On a clear day, best view should be from Wittenberg ledge.  (I've been once in fog but ledge was wide open) I've also been up Slide & Cornell from CR 47 & distance would be about right.  Decent drop between the two peaks.  If this option, if clear I'd do some hike that hits Wittenberg, IMO from Woodland Valley, if views iffy, then teh other two.  They have some views in case it's better than expected.

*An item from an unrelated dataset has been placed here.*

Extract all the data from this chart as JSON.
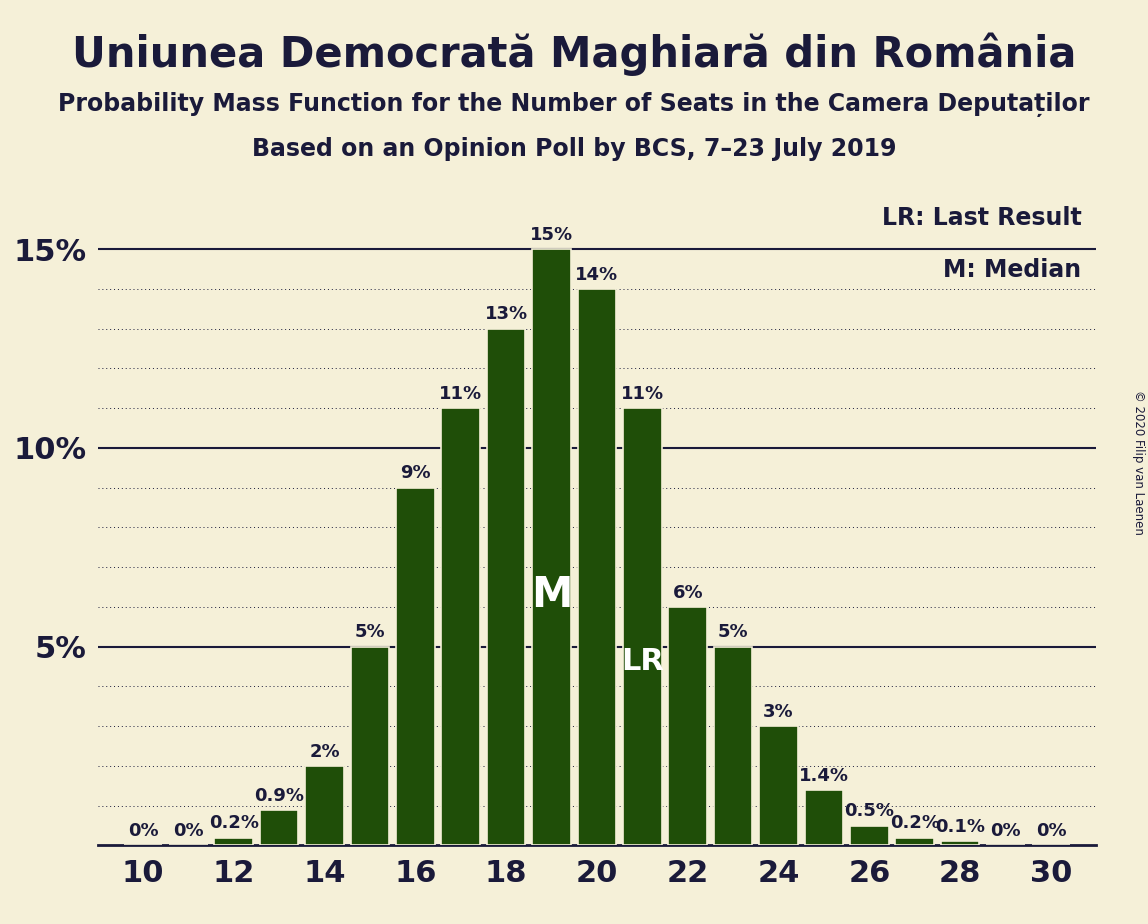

Have not done Panther & Giant Ledge but have seen Ledge from Slide & I have it lined up as my next probable winter hike in Catskills.
 ledge looks like great wide open vista

Getting to Black Dome trailhead is a little tricky but not bad.  This is where I started my last Catskill trip (in July also did Thomas Cole & Blackhead).  Up & back is barely six miles.  I'd also do Blackhead as it's just another 1.2 (.6 each way)  A decent loop can be done using part of Escarpment Trail.  (Did this with a friend in 1/97 in reverse. below Blackhead it's steep so down was a bad idea with snow) I'd go up trail (don't have map here) that links Escarpment to CR 40 then up Escarpment to Blackhead, across to Black Dome & then backtrack to col & down to car.  IMO, Thomas Cole was not worth the visit.

Word of caution, Some trails in Catskills have Stinging Nettles. (I'm no botanist but so I don't know real name)  This plant if contacted with bare skin will provide an itching feeling for a couple of minutes you will find most annoying.  Nothing long term but it is best reason I can think of for winter hiking in Catskills.

Enjoy which ever trip you take.


----------